Papcun’s work to create Literacy Design Collaborative (LDC) modules for elementary students is also contributing to the successful implementation of the Common Core for teachers in her district and across her state. Papcun, her school’s 4th grade team leader, says LDC has helped her colleagues better understand what the Common Core standards are asking of students.
“Initially teachers thought, ‘Main idea? This is the same. Compare and contrast? This is the same,’” Papcun says. But now they understand that in addition to grasping the main idea of a passage, students also need to identify how it’s supported by vocabulary, she says. They need to be able to explain why subheadings are important and provide evidence.
Papcun, who became certified by the National Board for Professional Teaching Standards shortly after earning her teaching license 10 years ago, first went to an LDC training session last year, where she was among a just handful of elementary teachers.
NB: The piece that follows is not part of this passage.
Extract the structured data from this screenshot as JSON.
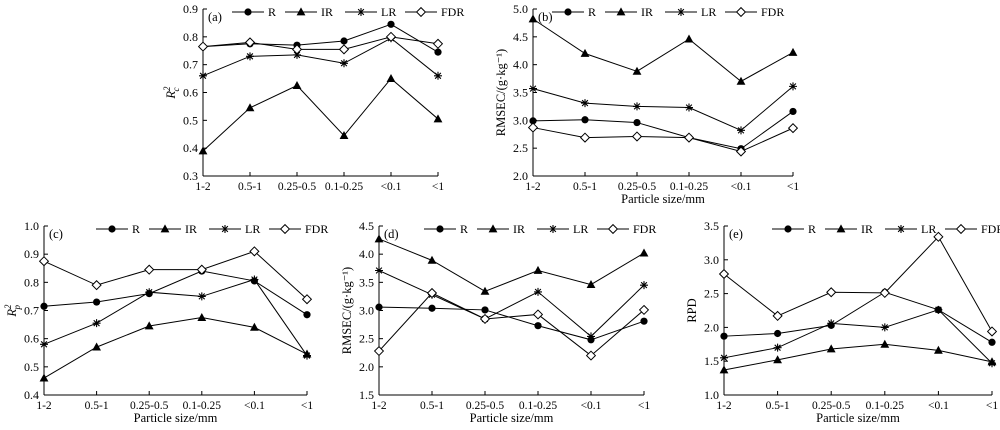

LDC, which has been more widely implemented in middle and high schools, is meant to help social studies and science teachers teach literacy skills related to the Common Core. LDC provides teachers with classroom-ready templates that they can customize with different texts, writing assignments, and assessments. Working over the Internet with a veteran elementary teacher and LDC coach from Pennsylvania, Papcun has now developed three LDC units. One is on Washington’s geographical regions. Another is a life science unit on animal adaptation.
In the new unit, “kids were learning about adaptation, but they were also learning about all the different types of texts you read in nonfiction,” Papcun explains in a video about her virtual training experience and the higher level of work she is seeing from her students.
She also created a third unit on Washington state government, relating it to the student government structure in her classroom. Using their laptops, the students wrote essays and presented examples of what is allowed and not allowed under the First Amendment.
“I thought, the kids got it,” she says. “Oh my gosh, this is working.”